ScaleStuds Project Receives $5 Million to Build Foundations for Massive Computation
We live in an age of massive computation, with data centers housing thousands of connected nodes crunching enormous flows of data underlying many of our daily activities. But with this explosion of computing scale comes new problems in the software that makes those machines work. Programs designed and tested on smaller systems can produce unexpected issues when deployed across thousands of nodes, with critical consequences for reliability and performance.
In a new project funded with a $5 million LARGE grant from the National Science Foundation Principles and Practice of Scalable Systems (PPoSS) program, a group of researchers led by UChicago CS will develop a novel ecosystem for the development of extreme-scale systems…from the studs up. Over five years, the ScaleStuds project will develop a new pipeline of tools, software, and systems that allow software developers to write robust new software for massive clusters, even without direct access to these expensive systems, building foundations for correctness checkability and performance predictability at scale.
“The cloud basically democratized computing, now everybody has access to large computing. You no longer have to buy a big rack of machines and put in a lot of investment up front, you can just run fewer machines in the cloud,” said Haryadi Gunawi, Associate Professor of Computer Science and one of the primary investigators on the grant. “In the same way, we want to democratize large-scale software — the process of large-scale testing and performance prediction for the future.”
From UChicago CS, Gunawi will lead the project with co-PIs Professor Shan Lu and Associate Professor Henry (Hank) Hoffmann. The collaboration also includes researchers from Argonne National Laboratory, The University of Chicago Consortium for Advanced Science and Engineering (UChicago CASE), the University of Michigan, University of California, Davis, and Ohio State University.
Through interviews with cloud architects, the researchers repeatedly heard about a difficult and expensive problem: the difficulty of finding scalability faults in software before it is deployed in production. Companies need assurance that new software tested on smaller systems will work when it goes live on their full-sized clusters, and also need reliable estimates of how fast it will perform. As critical consumer and business tools move to the cloud as “software-as-a-service” products, unexpected bugs or slowdowns in new updates can interrupt or disrupt service for millions of customers, with catastrophic consequences for both the provider and its clientele.
“For every minute of downtime, there’s a cost for both end users and cloud service providers,” said Lu, who is currently a visiting researcher at Microsoft. “So for every piece of large-scale software deployed in the field, there are engineers who cover it 24 hours a day, seven days a week. If there’s a problem, it can take a lot of resources to fix it. So all cloud service providers want new tools to find problems before they deploy the software, in order to cut the downtime and reduce the number of people who need to make sure these deployments function as they should.”
The ScaleStuds vision is based around the analogy of a neighborhood of houses, each representing a new extreme-scale software/hardware component. Over the course of the project, the ScaleStuds team will build the inner structure and materials for these houses, floor by floor and stud by stud, with each stud representing a research building block. Developers can then take that framework and use it to build more robust and predictable software.
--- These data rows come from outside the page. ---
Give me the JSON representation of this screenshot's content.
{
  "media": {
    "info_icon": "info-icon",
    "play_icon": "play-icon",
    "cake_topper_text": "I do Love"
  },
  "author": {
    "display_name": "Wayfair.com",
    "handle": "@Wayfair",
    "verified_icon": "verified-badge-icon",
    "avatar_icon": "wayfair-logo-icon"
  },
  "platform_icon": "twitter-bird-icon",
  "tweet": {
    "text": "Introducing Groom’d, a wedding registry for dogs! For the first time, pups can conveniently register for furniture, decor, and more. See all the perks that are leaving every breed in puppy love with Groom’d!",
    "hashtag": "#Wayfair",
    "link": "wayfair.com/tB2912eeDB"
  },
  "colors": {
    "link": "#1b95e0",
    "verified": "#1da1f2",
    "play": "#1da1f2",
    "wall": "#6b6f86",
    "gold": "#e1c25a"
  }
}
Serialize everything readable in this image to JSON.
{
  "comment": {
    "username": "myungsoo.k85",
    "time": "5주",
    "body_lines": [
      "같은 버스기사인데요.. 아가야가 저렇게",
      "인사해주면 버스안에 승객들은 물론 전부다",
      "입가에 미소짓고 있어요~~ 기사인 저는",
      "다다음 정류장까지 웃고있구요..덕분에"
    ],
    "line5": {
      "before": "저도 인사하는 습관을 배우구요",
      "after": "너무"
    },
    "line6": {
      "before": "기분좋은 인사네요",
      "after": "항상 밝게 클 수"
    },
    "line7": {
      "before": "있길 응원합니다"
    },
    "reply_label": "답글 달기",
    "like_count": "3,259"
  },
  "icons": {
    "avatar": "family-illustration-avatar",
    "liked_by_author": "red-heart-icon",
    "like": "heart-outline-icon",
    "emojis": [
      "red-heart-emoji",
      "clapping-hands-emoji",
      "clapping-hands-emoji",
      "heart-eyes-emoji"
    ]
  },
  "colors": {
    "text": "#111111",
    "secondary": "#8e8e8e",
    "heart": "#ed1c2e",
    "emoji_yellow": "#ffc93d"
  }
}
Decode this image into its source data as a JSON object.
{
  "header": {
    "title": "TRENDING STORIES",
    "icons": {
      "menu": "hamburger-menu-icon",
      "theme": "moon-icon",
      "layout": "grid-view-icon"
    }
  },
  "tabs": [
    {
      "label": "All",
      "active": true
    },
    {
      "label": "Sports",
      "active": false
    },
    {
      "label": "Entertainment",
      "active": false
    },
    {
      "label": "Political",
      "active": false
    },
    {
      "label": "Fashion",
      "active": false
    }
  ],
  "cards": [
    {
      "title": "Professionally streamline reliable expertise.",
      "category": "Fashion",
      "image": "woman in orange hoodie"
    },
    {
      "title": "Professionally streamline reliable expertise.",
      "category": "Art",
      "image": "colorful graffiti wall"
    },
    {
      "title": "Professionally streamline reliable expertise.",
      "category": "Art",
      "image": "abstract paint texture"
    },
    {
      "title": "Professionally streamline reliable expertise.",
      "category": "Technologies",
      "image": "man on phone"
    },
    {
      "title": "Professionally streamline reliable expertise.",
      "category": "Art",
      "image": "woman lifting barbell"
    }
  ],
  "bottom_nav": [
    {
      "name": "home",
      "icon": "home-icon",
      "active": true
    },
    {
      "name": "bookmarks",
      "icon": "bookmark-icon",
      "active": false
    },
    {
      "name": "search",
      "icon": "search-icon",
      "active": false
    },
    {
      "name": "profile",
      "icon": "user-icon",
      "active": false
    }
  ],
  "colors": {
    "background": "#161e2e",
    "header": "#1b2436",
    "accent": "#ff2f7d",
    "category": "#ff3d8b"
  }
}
“We need to make progressive development, because we cannot solve everything at once,” Gunawi said. “What’s important is building the solutions layer by layer, where the studs represent the foundations towards correctness and performance predictability at scale.”
The many studs include steps such as building a taxonomy of scalability faults and designing new bug checkers to catch errors before deployment, emulators that simulate massive clusters on smaller machines, and machine learning-driven models that predict the performance of software on complex, extreme-scale hardware. Indeed, the team foresees a role for artificial intelligence in accelerating the pipeline to successful software deployment as the hardware used by future systems changes.
“One of the things that we need to build is a large data collection about the software properties as well as the hardware properties,” Gunawi said. “Using the house analogy, we want to know, how would the house perform if it’s on green soil or on dry soil, or even on the moon? It’s difficult to predict because there are so many moving pieces and so many data points. But this is where we feel machine learning could help. We’re not saying that machine learning beats humans, but we think machine learning simplifies human tasks.”
The broad range of expertise needed for the ScaleStuds project also reflects the growing strengths of UChicago CS and its partner institutions. Co-PIs Gunawi, Hoffmann, and Lu bring knowledge in systems, software reliability, and machine learning to the team, while partners at Argonne and other institutions contribute expertise in high-performance and cloud computing, verification, algorithms, and additional key areas.
“Haryadi and I were hired as part of the effort to grow systems in the department and I would guess that this is the largest proposal that was led by someone who started their faculty career here and then went through tenure here,” Hoffmann said. “It is certainly the first example in systems, so this feels like an important milestone for our department.”